5. The Guy With An Emergency
That guy that runs in because they’re playing a gig tonight and their cable or guitar pedal went out and they’re in a rush to get what they need.
Briskly walking directly to the item, impatiently waiting in line, and has no time for a return, “have a good day”, as they peel out of the parking lot.
6. The Know It All
Now, this is the deceptive name, because it doesn’t really mean they know it all. They just use a tone of voice as if they do know it all.
So for all you know, they could be telling you how hooking your guitar up to a toaster oven is more effective than a preamp.
7. The Storyteller
This is usually an old man of sorts who’s out of style and out of touch with the times. You’ve made the mistake of being within shouting distance, which caused him to strike up a conversation with you.
Now he’s talking your ear off with stories of way back when people played real instruments, when kids paid for CDs, and when he saw Jimmy Hendrix light his guitar on fire in 1967.
We’re having fun, so here comes a few more.
8. The Dreamer/ Window Shopper
They just stroll around looking at things and trying them, imagine how fun it would be to be better at music or how awesome it would be if they could afford a $2,000 microphone.
9. The Aspiring Child
These little curtain climbers can be roughly around the ages of six to fourteen, running around the store with all the aspiration of learning new skills without any sort of experience, picking up every object that isn’t screwed down.
You can find them either banging on drums, aggressively sliding their fingers down the keys of a piano or my favorite, shouting into a microphone set up through a PA system meant for demoing a vocal pedal.
10. The Jazz Guy
This is kind of like the shredder, except they’re just sitting in the corner showing off how fast they can play complicated scales and chords that they learned in art school, subconsciously telling you that your taste of music simply sucks.
11. The Shy Guy
This is usually the bass player.

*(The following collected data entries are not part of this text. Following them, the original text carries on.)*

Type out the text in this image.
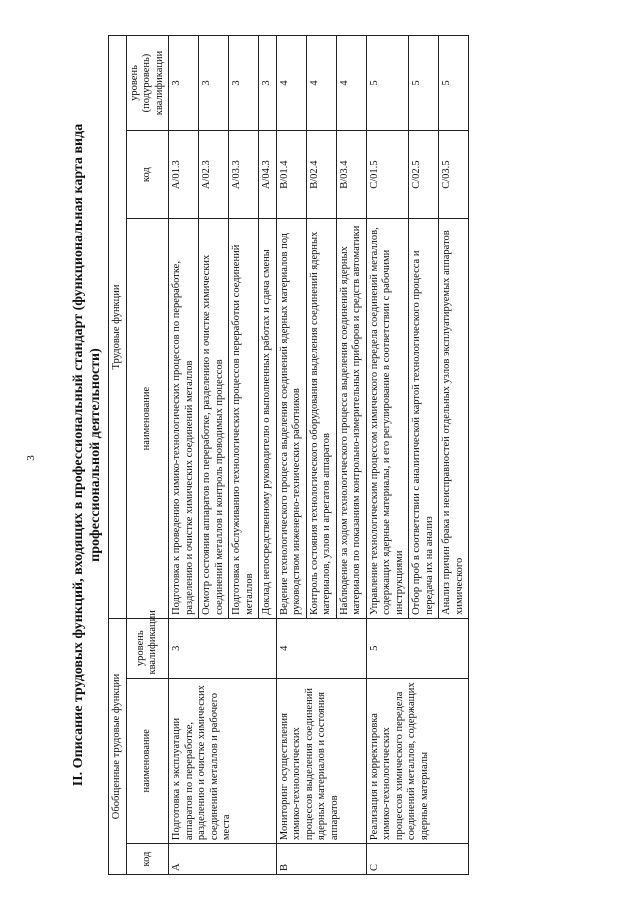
3 II. Описание трудовых функций, входящих в профессиональный стандарт (функциональная карта вида профессиональной деятельности)
Обобщенные трудовые функции			Трудовые функции		
код	наименование	уровень квалификации	наименование	код	уровень (подуровень) квалификации
А	Подготовка к эксплуатации аппаратов по переработке, разделению и очистке химических соединений металлов и рабочего места	3	Подготовка к проведению химико-технологических процессов по переработке, разделению и очистке химических соединений металлов	А/01.3	3
			Осмотр состояния аппаратов по переработке, разделению и очистке химических соединений металлов и контроль проводимых процессов	А/02.3	3
			Подготовка к обслуживанию технологических процессов переработки соединений металлов	А/03.3	3
			Доклад непосредственному руководителю о выполненных работах и сдача смены	А/04.3	3
В	Мониторинг осуществления химико-технологических процессов выделения соединений ядерных материалов и состояния аппаратов	4	Ведение технологического процесса выделения соединений ядерных материалов под руководством инженерно-технических работников	В/01.4	4
			Контроль состояния технологического оборудования выделения соединений ядерных материалов, узлов и агрегатов аппаратов	В/02.4	4
			Наблюдение за ходом технологического процесса выделения соединений ядерных материалов по показаниям контрольно-измерительных приборов и средств автоматики	В/03.4	4
С	Реализация и корректировка химико-технологических процессов химического передела соединений металлов, содержащих ядерные материалы	5	Управление технологическим процессом химического передела соединений металлов, содержащих ядерные материалы, и его регулирование в соответствии с рабочими инструкциями	С/01.5	5
			Отбор проб в соответствии с аналитической картой технологического процесса и передача их на анализ	С/02.5	5
			Анализ причин брака и неисправностей отдельных узлов эксплуатируемых аппаратов химического	С/03.5	5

They’re often decent players, but they don’t want a lot of attention thrown their way.
They’re just trying out basses, usually set up next to the teenage kid that has their amp up way too loud which drowns his instrument out.
12. The Serial Returner
This is usually the same guy who had an emergency last week. He made a purchase to solve a quick problem, and now he’s back to return the gear he can buy on Amazon for a fraction of the price.
He is hesitant to give a phone number upon return because the employee will then see on record how many times he’s returned items. He gets the money back on his card and gets a fake grin from the cashier on his way out.